Scaling Ethereum with Raul Jordan and Preston Van Loon

Cryptocurrency infrastructure is a new form of software. Thousands of developers are submitting transactions to Bitcoin and Ethereum, and this transaction volume tests the scalability of current blockchain implementations. The bottlenecks in scalability lead to slow transaction times and high fees.

Over the last twenty years, engineers have learned how to scale databases. We’ve learned how to scale Internet applications like e-commerce stores and online games. It’s easy to forget, but there was a time when those systems didn’t perform well either.

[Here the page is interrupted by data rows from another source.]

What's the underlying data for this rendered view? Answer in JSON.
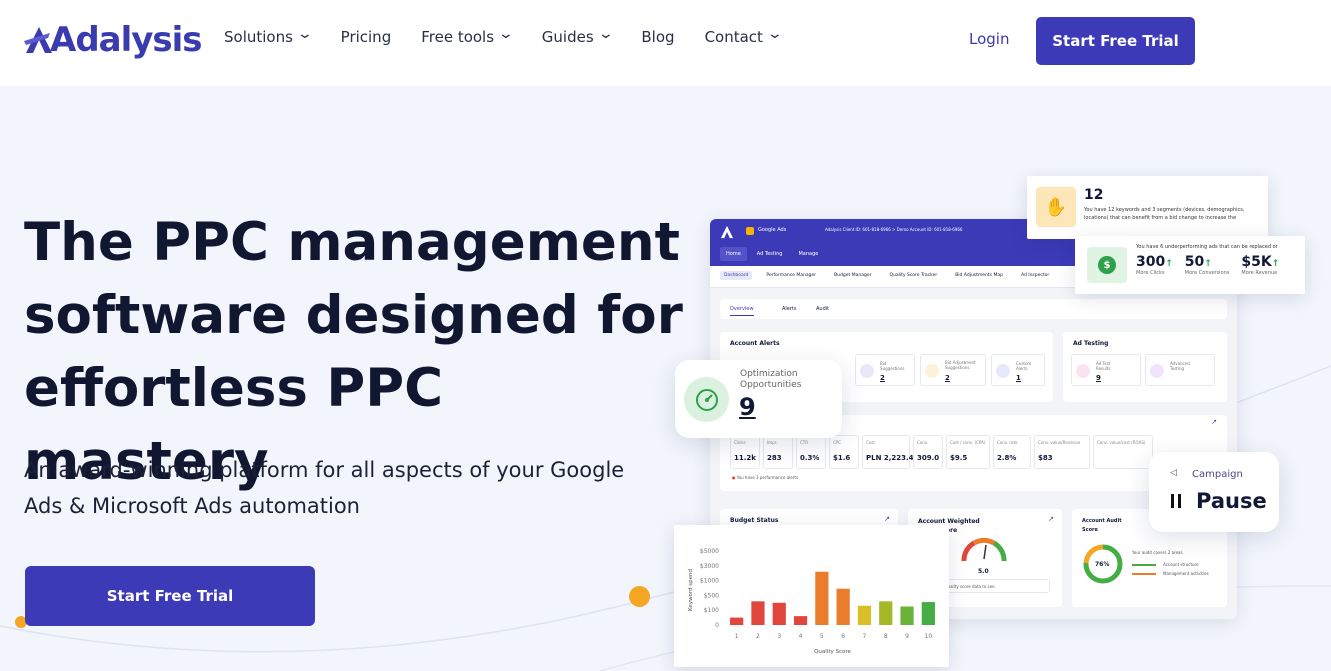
{
  "header": {
    "logo": "Adalysis",
    "nav": [
      {
        "label": "Solutions",
        "dropdown": true
      },
      {
        "label": "Pricing",
        "dropdown": false
      },
      {
        "label": "Free tools",
        "dropdown": true
      },
      {
        "label": "Guides",
        "dropdown": true
      },
      {
        "label": "Blog",
        "dropdown": false
      },
      {
        "label": "Contact",
        "dropdown": true
      }
    ],
    "login": "Login",
    "cta": "Start Free Trial"
  },
  "hero": {
    "title_lines": [
      "The PPC management",
      "software designed for",
      "effortless PPC mastery"
    ],
    "subtitle_lines": [
      "An award-winning platform for all aspects of your Google",
      "Ads & Microsoft Ads automation"
    ],
    "cta": "Start Free Trial"
  },
  "dashboard": {
    "brand": "Google Ads",
    "client": "Adalysis Client ID: 601-818-6966 > Demo Account ID: 601-818-6966",
    "top_tabs": [
      "Home",
      "Ad Testing",
      "Manage"
    ],
    "sub_tabs": [
      "Dashboard",
      "Performance Manager",
      "Budget Manager",
      "Quality Score Tracker",
      "Bid Adjustments Map",
      "Ad Inspector"
    ],
    "view_tabs": [
      "Overview",
      "Alerts",
      "Audit"
    ],
    "account_alerts": {
      "title": "Account Alerts",
      "items": [
        {
          "label": "Bid Suggestions",
          "value": "2"
        },
        {
          "label": "Bid Adjustment Suggestions",
          "value": "2"
        },
        {
          "label": "Custom Alerts",
          "value": "1"
        }
      ]
    },
    "ad_testing": {
      "title": "Ad Testing",
      "items": [
        {
          "label": "Ad Test Results",
          "value": "9"
        },
        {
          "label": "Advanced Testing",
          "value": ""
        }
      ]
    },
    "metrics": [
      {
        "label": "Clicks",
        "value": "11.2k"
      },
      {
        "label": "Impr.",
        "value": "283"
      },
      {
        "label": "CTR",
        "value": "0.3%"
      },
      {
        "label": "CPC",
        "value": "$1.6"
      },
      {
        "label": "Cost",
        "value": "PLN 2,223.4k"
      },
      {
        "label": "Conv.",
        "value": "309.0"
      },
      {
        "label": "Cost / conv. (CPA)",
        "value": "$9.5"
      },
      {
        "label": "Conv. rate",
        "value": "2.8%"
      },
      {
        "label": "Conv. value/Revenue",
        "value": "$83"
      },
      {
        "label": "Conv. value/cost (ROAS)",
        "value": ""
      }
    ],
    "perf_note": "You have 3 performance alerts",
    "budget_status": "Budget Status",
    "account_weighted": "Account Weighted",
    "weighted_suffix": "ore",
    "weighted_value": "5.0",
    "weighted_note": "quality score data to see",
    "audit": {
      "title": "Account Audit Score",
      "value": "76%",
      "note": "Your audit covers 2 areas",
      "items": [
        "Account structure",
        "Management activities"
      ]
    }
  },
  "bid_card": {
    "value": "12",
    "text": "You have 12 keywords and 3 segments (devices, demographics, locations) that can benefit from a bid change to increase the"
  },
  "ads_card": {
    "text": "You have 6 underperforming ads that can be replaced or",
    "stats": [
      {
        "value": "300",
        "label": "More Clicks"
      },
      {
        "value": "50",
        "label": "More Conversions"
      },
      {
        "value": "$5K",
        "label": "More Revenue"
      }
    ]
  },
  "opt_card": {
    "label_lines": [
      "Optimization",
      "Opportunities"
    ],
    "value": "9"
  },
  "campaign_card": {
    "label": "Campaign",
    "value": "Pause"
  },
  "chart_data": {
    "type": "bar",
    "categories": [
      "1",
      "2",
      "3",
      "4",
      "5",
      "6",
      "7",
      "8",
      "9",
      "10"
    ],
    "values": [
      500,
      1600,
      1500,
      600,
      3600,
      2450,
      1300,
      1600,
      1250,
      1550
    ],
    "colors": [
      "#e0463c",
      "#e0463c",
      "#e0463c",
      "#e0463c",
      "#ea7d2c",
      "#ea7d2c",
      "#d8bf28",
      "#a4b828",
      "#6cb23a",
      "#46ad44"
    ],
    "ytick_labels": [
      "0",
      "$100",
      "$500",
      "$1000",
      "$3000",
      "$5000"
    ],
    "yticks": [
      0,
      1000,
      2000,
      3000,
      4000,
      5000
    ],
    "ylim": [
      0,
      5000
    ],
    "xlabel": "Quality Score",
    "ylabel": "Keyword spend"
  }
}
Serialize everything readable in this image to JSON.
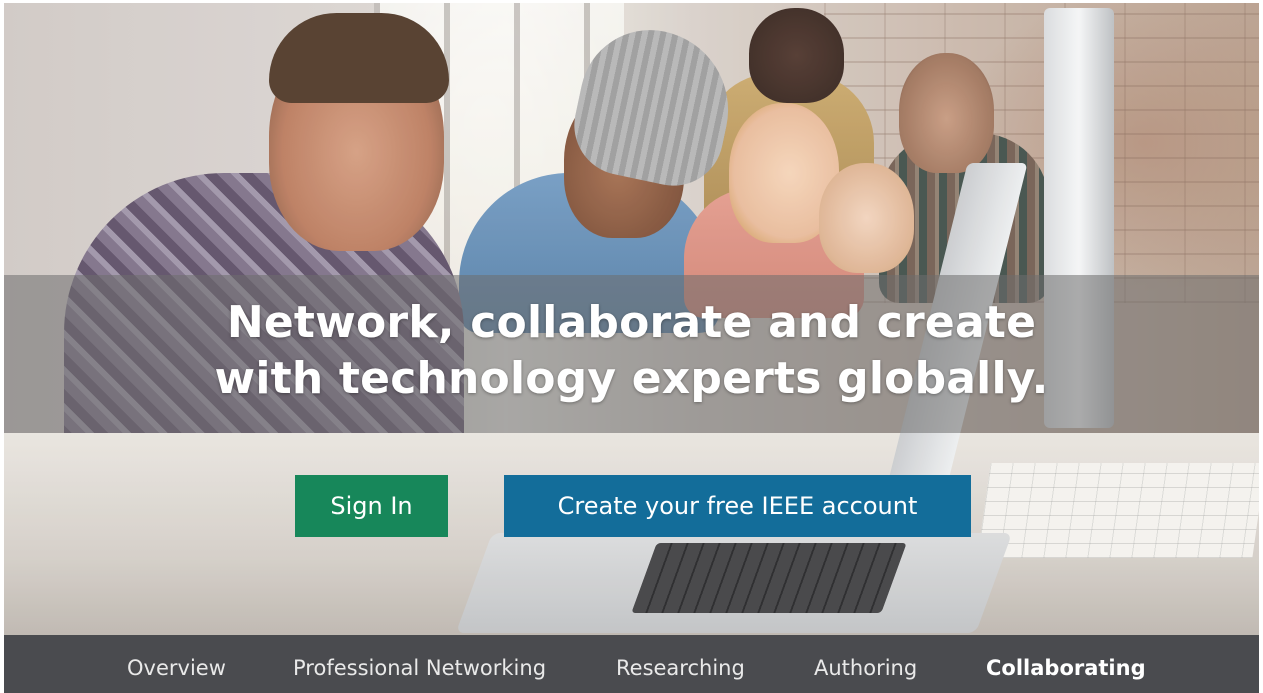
{
  "hero": {
    "headline_line1": "Network, collaborate and create",
    "headline_line2": "with technology experts globally."
  },
  "actions": {
    "sign_in_label": "Sign In",
    "create_account_label": "Create your free IEEE account"
  },
  "nav": {
    "items": [
      {
        "label": "Overview",
        "active": false
      },
      {
        "label": "Professional Networking",
        "active": false
      },
      {
        "label": "Researching",
        "active": false
      },
      {
        "label": "Authoring",
        "active": false
      },
      {
        "label": "Collaborating",
        "active": true
      }
    ]
  },
  "colors": {
    "sign_in_button": "#17875a",
    "create_account_button": "#136d9a",
    "nav_background": "#4a4b4f",
    "headline_text": "#ffffff"
  }
}
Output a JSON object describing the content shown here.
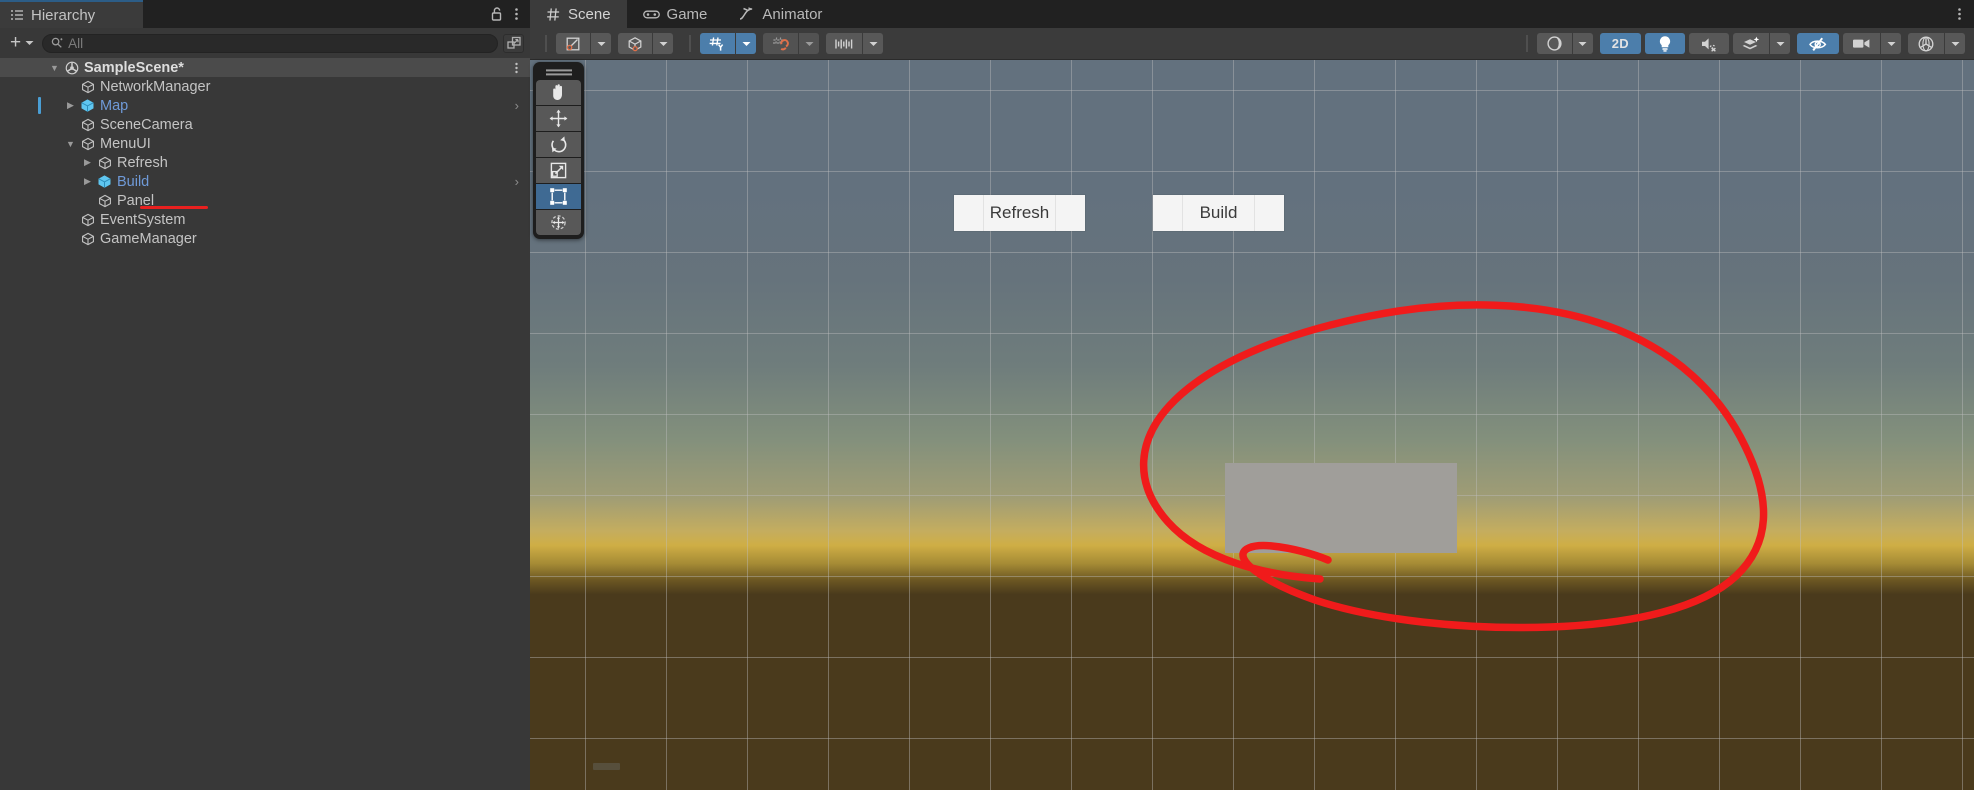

Scaling a blockchain is different than scaling a relational database or a microservices infrastructure. Blockchains are peer-to-peer databases with an append only ledger shared by thousands of nodes. With different scalability solutions, there are tradeoffs between decentralization, scalability, and security. As an example, in Bitcoin, the core developers are working towards the deployment and adoption of the lightning networks. Some would argue that this approach favors scalability over decentralization.

Today’s show is about scaling Ethereum. Raul Jordan and Preston Van Loon are developers who are part of Prysmatic Labs, a team building a sharding implementation for the Go Ethereum client. In this episode, we discuss Ethereum’s approaches to scaling, including sharding and Plasma.